Para compreender as apostas deste drama, é necessário um esclarecimento histórico.

Durante a Segunda Guerra Mundial, os nazis constituíram 37 divisões da Waffen Schutzstaffel (Waffen SS), das quais apenas 12 eram exclusivamente de alemães [1]. A maioria das divisões foi recrutada entre as chamadas populações “arianas” dos países anexados ou ocupados. Embora os letões não sejam todos considerados “arianos”, foram alistados em massa. Dos 900.000 Waffen SS, cerca de 150.000 eram letões, constituindo assim o mais forte contingente estrangeiro, apesar do seu país não ter 2 milhões de habitantes. Eles constituíram, especialmente, a 15ª Divisão de Granadeiros, que foi a unidade não alemã mais condecorada da Waffen SS. Foram eles que se entrincheiraram em Berlim e travaram as últimas batalhas do Terceiro Reich.

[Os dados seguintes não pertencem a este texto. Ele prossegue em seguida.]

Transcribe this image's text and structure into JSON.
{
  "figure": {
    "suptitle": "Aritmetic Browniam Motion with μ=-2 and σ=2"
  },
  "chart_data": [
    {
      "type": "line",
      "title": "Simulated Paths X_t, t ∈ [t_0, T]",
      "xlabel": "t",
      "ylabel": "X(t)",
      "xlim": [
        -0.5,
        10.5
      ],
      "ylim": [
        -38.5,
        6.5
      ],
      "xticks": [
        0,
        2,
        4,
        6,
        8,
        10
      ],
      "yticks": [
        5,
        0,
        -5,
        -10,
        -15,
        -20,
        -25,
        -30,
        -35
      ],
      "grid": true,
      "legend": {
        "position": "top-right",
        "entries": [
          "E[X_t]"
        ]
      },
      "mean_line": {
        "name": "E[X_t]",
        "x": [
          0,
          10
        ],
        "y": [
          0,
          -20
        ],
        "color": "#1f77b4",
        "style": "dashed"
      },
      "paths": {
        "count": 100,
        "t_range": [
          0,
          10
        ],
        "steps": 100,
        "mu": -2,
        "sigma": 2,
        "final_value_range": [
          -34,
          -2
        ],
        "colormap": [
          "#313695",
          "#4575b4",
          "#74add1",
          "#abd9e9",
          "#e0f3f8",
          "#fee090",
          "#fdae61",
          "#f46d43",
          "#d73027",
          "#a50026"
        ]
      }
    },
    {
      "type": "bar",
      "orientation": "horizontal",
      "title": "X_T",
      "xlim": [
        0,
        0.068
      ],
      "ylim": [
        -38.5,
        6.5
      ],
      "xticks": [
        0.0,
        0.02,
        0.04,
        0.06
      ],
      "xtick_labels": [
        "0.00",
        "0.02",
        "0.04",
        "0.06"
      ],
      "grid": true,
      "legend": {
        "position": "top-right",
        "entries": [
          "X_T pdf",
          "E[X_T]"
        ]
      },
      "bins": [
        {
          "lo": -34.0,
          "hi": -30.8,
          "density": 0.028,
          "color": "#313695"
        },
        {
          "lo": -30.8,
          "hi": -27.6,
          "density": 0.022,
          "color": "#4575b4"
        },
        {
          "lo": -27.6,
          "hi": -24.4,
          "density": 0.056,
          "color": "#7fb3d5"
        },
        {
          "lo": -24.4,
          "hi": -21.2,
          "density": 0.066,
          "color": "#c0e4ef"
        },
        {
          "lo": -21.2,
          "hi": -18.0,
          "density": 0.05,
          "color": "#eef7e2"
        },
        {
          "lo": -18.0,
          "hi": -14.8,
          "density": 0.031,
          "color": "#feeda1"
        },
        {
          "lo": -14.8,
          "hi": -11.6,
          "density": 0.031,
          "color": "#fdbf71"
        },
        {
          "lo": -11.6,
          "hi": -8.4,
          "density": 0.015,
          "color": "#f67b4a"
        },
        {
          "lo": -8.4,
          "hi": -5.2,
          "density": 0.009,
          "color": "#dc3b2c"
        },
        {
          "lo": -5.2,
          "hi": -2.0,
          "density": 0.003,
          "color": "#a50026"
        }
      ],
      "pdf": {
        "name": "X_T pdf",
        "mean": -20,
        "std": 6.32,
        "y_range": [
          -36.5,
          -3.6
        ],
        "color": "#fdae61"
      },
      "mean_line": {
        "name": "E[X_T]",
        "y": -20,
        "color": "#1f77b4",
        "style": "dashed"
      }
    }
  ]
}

As divisões SS letãs não combateram para defender o seu país, mas lutaram principalmente, contra a Resistência na Bielorrússia e na Rússia. A maioria era voluntária. No entanto, em 1944, recrutas aderiram às mesmas, alguns dos quais foram alistados à força.

Por outro lado, cerca de 130.000 letões alistaram-se contra o Eixo. A maioria lutou no Exército Vermelho que libertou o seu país do nazismo. No final das negociações entre os Aliados, a Letónia, bem como os outros estados bálticos, foi absorvida pela União Soviética.

Mesmo antes do fim da Segunda Guerra Mundial, os serviços secretos britânicos recrutaram agentes entre os criminosos de guerra nazis (incluindo membros do Arajs Kommando) para combater o comunismo e introduziram-nos na Suécia com a ajuda do SMT, o serviço secreto sueco. Uma unidade SS de 1.500 homens foi assim totalmente reconstituída, sob o comando do Coronel Osis, com o objectivo de atacar os soviéticos. Mas a ideia foi abandonada depois do Tribunal de Nuremberg ter qualificado a Waffen SS e todas as suas secções como sendo uma “organização criminosa”. Em 1949, esses agentes foram transferidos para Hamburgo (na zona alemã ocupada pelos britânicos) para serem tratados pelo MI6 ("Operação Selva"). Os "melhores" elementos receberam treino adicional na Grã-Bretanha. Foram todos integrados no que viria a ser a rede stay-behind da NATO, gerida conjuntamente por britânicos e por americanos [2]. Foram tentadas várias operações de paraquedismo e de infiltração para missões de espionagem e sabotagem. Mas todas falharam provocando uma repressão cruel da parte dos soviéticos. No final, esse método foi abandonado, em 1952, a favor das operações psicológicas [3].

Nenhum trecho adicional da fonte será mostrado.